A woman speaking on a mobile phone walks past a cloud computing presentation ahead of the CeBIT technology trade fair in 2012. (Sean Gallup/Getty Images)

New research by Thales on security trends one year into the pandemic found that about 50% of businesses say that they store more than 40% of their data in external cloud environments, but only 17% have encrypted at least half of their sensitive data in the cloud.

While this raises some concerns, the Thales 2021 Data Threat Report, based on a study by 451 Research, pointed to some improvement in regulated industries. For example, 33% of health care respondents say they encrypt their data.

However, mitigating cloud-related data breaches via data encryption stands as just part of the puzzle, said Ted Driggs, head of product at ExtraHop.

“While we agree that encryption is an important part of securing the cloud, we feel it’s only a partial security strategy and organizations must do more to protect themselves against the sophisticated attacks that have become our daily reality,” Driggs said. “For complete cloud security an organization should encrypt data to protect it in the cloud and also implement real-time threat detection and response.” 
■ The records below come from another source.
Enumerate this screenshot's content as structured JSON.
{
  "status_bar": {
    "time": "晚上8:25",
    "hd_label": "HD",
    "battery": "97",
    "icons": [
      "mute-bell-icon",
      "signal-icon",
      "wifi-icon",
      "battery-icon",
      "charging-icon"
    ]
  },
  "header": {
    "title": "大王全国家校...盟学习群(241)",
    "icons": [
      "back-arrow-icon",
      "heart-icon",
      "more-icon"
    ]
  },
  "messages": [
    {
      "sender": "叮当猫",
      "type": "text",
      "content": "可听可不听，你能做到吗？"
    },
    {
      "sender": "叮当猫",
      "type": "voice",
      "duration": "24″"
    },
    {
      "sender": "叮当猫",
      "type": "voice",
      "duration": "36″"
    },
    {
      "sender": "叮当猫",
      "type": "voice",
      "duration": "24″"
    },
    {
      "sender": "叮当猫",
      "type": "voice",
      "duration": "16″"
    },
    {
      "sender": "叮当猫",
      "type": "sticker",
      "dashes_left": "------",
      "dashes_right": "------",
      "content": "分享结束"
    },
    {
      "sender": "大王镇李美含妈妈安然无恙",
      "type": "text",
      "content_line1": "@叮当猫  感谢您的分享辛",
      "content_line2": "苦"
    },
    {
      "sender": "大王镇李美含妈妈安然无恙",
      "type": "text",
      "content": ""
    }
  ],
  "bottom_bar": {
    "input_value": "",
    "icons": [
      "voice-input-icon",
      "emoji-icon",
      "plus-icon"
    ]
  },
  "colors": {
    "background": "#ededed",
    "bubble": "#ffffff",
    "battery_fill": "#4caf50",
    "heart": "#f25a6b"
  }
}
Kevin Kennedy, vice president at Vectra, said attackers love the cloud for the same reason organizations do: it stores critical data in one easy to access place. Today, it’s incredibly easy for adversaries to abuse user credentials and take over cloud accounts, he said. Vectra research shows account takeovers in Office 365 have become the largest threat vector in the cloud, while, according to the Verizon Data Breach Investigations Report (DBIR), 77% of cloud breaches involved account takeovers – with misconfiguration of production environments and improper IAM and permission configurations other top threats.

“Once attackers have access, they may try to hide their tracks or move laterally between cloud services and the network to reach sensitive data, or may stay on the network undetected,” Kennedy said. “This is why you need to have detection within the cloud, not just prevention-focused tools that try to stop attackers gaining access to systems. At some point, an attacker will get in. When they do, it’s vital they are caught before they have the chance to do any harm.”

The Thales survey also found as the pandemic pushed organizations to the cloud many now use multiple providers for Infrastructure-as-a-Service (IaaS). Some 53% use AWS as their IaaS provider and 41% opt for Microsoft Azure with considerable overlap across Google Cloud, IBM Cloud, Oracle and Alibaba.

Organizations are also more measured in using Platform-as-a-Service (PaaS) providers. The largest percentage indicated they’re using two (44%) PaaS providers. And 21% identified that they use three PaaS providers. The use of multiple SaaS-delivered applications was much higher, as 27% usee more than 50 SaaS apps and 16% use 51-100 SaaS applications.